Henning v. Stoltzenberg (Bundesvorstand der Roten Hilfe e.V.) (Gastbeitrag)
Einleitung

Am 31. Mai 2023 wurden vier Antifaschist*innen vor dem Oberlandesgericht Dresden (OLG) zu mehrjährigen Haftstrafen verurteilt. Den Angeklagten wurde vorgeworfen, in den vergangenen Jahren mehrere Neonazis angegriffen und eine kriminelle Vereinigung nach Paragraf 129 StGB gebildet zu haben. Die Hauptangeklagte Lina E., die bereits zwei Jahre und sieben Monate in Haft verbracht hatte, wurde zu fünf Jahren und drei Monaten verurteilt. Die Mitangeklagten erhielten Strafen von drei Jahren und drei Monaten, drei Jahren sowie zwei Jahren und fünf Monaten.

Das Oberlandesgericht in Dresden bei der Arbeit.
(Screenshot: youtube.com/@MDRInvestigativ)

Das "Antifa Ost-Verfahren" dauerte fast einhundert Verhandlungstage.

Das Verfahren dauerte fast einhundert Verhandlungstage und zog sich über einen Zeitraum von fast zwei Jahren hin.

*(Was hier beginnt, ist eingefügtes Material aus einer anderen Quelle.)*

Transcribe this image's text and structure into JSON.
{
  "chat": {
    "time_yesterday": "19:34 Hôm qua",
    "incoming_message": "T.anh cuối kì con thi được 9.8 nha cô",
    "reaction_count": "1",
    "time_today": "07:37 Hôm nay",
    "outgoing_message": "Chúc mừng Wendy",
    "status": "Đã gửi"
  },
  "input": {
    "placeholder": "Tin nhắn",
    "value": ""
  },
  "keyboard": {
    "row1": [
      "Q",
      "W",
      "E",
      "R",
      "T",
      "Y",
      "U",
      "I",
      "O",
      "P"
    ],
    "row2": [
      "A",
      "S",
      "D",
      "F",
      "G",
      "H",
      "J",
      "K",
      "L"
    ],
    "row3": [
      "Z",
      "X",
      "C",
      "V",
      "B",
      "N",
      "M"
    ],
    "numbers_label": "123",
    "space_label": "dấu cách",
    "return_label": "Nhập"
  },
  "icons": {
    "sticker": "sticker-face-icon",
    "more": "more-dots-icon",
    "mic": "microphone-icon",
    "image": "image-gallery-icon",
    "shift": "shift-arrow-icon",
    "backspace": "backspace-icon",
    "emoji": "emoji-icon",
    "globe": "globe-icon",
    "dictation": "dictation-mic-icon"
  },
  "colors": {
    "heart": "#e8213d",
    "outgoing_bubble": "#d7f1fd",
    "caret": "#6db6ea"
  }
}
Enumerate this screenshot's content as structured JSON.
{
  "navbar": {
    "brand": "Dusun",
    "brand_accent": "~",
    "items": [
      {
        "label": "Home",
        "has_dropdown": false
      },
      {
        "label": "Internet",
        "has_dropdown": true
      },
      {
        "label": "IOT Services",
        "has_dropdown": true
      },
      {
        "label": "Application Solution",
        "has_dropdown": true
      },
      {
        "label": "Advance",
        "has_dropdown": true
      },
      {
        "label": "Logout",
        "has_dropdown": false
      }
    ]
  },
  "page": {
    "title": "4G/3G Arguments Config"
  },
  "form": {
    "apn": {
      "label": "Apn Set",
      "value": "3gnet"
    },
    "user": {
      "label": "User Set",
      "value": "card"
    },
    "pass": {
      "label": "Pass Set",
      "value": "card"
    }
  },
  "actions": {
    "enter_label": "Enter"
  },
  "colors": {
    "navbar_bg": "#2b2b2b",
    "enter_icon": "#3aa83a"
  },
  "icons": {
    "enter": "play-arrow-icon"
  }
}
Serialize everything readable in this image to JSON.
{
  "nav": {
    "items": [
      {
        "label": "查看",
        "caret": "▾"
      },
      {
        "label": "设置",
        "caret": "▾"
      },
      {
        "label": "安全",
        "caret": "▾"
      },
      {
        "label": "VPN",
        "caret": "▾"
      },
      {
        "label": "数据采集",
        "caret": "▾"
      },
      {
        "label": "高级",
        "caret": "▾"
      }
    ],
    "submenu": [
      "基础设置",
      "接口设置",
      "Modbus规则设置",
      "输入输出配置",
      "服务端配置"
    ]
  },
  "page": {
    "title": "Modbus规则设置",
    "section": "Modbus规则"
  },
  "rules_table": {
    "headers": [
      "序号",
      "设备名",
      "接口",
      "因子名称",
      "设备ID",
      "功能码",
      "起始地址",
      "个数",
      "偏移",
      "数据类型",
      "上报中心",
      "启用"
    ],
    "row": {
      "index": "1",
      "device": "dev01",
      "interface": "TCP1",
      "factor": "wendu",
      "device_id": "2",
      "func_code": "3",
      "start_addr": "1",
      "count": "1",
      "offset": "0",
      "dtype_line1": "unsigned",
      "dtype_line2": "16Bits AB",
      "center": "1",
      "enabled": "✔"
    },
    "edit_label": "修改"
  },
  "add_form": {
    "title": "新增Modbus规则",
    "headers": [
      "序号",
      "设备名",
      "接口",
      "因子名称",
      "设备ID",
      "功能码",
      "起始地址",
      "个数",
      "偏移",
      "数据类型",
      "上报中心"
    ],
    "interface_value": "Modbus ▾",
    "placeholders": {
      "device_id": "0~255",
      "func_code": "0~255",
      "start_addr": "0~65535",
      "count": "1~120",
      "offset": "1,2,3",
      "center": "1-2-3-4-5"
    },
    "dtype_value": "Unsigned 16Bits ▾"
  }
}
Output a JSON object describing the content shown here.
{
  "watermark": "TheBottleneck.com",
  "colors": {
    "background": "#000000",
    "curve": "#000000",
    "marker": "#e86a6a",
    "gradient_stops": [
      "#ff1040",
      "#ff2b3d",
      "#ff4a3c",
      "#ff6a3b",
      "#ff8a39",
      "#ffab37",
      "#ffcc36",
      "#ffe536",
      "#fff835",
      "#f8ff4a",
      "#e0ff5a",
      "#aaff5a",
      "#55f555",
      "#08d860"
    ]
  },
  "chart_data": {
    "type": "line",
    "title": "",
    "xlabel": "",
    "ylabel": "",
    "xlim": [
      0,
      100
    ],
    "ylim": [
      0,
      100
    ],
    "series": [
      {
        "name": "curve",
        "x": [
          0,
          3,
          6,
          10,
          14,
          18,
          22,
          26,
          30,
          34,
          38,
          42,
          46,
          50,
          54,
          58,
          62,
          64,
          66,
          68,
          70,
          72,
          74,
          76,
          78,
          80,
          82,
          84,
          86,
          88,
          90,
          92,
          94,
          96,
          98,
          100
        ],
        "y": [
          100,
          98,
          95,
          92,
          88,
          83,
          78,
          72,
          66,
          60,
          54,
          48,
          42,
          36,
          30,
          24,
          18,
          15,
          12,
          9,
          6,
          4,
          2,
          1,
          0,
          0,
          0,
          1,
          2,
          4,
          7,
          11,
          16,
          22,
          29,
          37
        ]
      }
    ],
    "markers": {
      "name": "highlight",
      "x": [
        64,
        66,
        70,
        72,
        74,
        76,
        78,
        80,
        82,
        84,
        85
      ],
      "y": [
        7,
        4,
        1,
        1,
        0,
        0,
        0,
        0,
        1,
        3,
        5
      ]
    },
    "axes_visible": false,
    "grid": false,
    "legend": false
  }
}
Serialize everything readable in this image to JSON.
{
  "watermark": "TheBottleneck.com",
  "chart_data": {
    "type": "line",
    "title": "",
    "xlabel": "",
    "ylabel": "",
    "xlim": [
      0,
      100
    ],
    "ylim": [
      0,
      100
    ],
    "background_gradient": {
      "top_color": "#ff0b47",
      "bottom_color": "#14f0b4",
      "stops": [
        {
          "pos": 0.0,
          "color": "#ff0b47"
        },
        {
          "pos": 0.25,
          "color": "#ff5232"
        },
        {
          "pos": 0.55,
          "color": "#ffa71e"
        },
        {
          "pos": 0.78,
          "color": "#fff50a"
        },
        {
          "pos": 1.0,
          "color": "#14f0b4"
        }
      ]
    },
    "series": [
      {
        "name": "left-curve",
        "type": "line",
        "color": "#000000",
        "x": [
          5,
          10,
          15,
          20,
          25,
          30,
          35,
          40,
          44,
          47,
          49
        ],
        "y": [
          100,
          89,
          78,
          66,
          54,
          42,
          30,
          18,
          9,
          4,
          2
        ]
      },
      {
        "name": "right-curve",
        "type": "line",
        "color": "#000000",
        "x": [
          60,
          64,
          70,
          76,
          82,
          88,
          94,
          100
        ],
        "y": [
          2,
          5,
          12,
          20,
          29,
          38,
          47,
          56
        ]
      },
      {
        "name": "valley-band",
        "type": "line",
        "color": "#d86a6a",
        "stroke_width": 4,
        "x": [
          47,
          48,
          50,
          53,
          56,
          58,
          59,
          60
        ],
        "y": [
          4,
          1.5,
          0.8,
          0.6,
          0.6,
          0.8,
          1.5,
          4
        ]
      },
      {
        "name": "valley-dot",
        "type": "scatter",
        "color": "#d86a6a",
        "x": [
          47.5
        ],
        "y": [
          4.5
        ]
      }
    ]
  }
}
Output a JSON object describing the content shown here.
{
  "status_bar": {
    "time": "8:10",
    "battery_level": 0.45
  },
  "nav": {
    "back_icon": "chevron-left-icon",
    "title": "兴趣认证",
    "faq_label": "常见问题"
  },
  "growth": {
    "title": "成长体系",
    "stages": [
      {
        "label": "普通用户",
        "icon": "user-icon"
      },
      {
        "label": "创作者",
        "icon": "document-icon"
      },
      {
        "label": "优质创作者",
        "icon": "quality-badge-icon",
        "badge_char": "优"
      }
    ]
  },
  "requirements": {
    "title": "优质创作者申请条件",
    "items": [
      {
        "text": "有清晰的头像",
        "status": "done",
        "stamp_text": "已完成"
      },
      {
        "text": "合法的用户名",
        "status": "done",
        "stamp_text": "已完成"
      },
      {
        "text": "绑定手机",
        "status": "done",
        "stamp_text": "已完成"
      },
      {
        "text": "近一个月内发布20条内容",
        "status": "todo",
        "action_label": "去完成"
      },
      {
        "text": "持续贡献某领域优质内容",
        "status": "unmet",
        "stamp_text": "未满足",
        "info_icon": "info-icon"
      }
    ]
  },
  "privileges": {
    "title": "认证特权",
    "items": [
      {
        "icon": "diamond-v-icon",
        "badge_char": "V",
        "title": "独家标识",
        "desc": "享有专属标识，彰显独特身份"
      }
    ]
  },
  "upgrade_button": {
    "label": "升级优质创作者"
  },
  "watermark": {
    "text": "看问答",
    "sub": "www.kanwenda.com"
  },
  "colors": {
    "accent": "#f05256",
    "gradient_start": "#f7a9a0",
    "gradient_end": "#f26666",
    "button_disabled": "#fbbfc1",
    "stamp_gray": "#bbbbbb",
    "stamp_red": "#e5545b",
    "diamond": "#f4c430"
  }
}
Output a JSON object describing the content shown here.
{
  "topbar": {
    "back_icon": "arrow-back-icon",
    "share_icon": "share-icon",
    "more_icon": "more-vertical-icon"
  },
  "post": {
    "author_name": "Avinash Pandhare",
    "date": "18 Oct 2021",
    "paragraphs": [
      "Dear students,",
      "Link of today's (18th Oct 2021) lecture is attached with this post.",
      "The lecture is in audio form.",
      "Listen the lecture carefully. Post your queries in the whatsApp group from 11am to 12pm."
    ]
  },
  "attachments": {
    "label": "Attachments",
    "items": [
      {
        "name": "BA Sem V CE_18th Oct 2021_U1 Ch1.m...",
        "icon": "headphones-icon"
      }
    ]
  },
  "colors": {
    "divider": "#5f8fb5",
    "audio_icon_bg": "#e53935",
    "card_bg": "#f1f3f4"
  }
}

Der Prozess war erwartungsgemäß auf die Verurteilung der vier Antifaschist*innen gerichtet.

Mit der Verhaftung von Lina E. begann eine umfangreiche öffentliche Kampagne von Teilen der Medien und Politik, um die Angeklagten stellvertretend für die gesamte antifaschistische Bewegung zu dämonisieren. Der Prozess war begleitet von einer Vielzahl von offensichtlichen Ungereimtheiten bis hin zu politischen Skandalen.

So wurden während eines Prozesstermins im April 2022 Verstrickungen der Ermittlungsbehörde in rechte Netzwerke bekannt. MEK-Kommandoführer Mario W. machte in seiner Befragung als Zeuge vom Aussageverweigerungsrecht Gebrauch. Er begründete das damit, dass gegen ihn im Zusammenhang mit dem Munitionsskandal im Jahr 2018 ermittelt werde. Vier Jahre zuvor hatten MEK-Beamt*innen mutmaßlich eine unbekannte Menge an Munition gegen ein inoffizielles Schießtraining beim Betreiber eines Schießplatzes entwendet. Betreiber Frank T. zählt zum Kreis des rechtsterroristischen Netzwerks „Nordkreuz“. In den vergangenen Jahren waren immer wieder zentrale Personen des „Nordkreuz“-Netzwerks auf besagtem Schießstand „Baltic Shooters“.

Ein MEK aus Dresden, das im Verfahren mit Observationen betraut war, wurde im Zuge der Ermittlungen gegen die ursprünglich 17 Beamten aufgelöst. Die Generalstaatsanwaltschaft klagte drei Beamte wegen des Diebstahls von Dienstmunition an.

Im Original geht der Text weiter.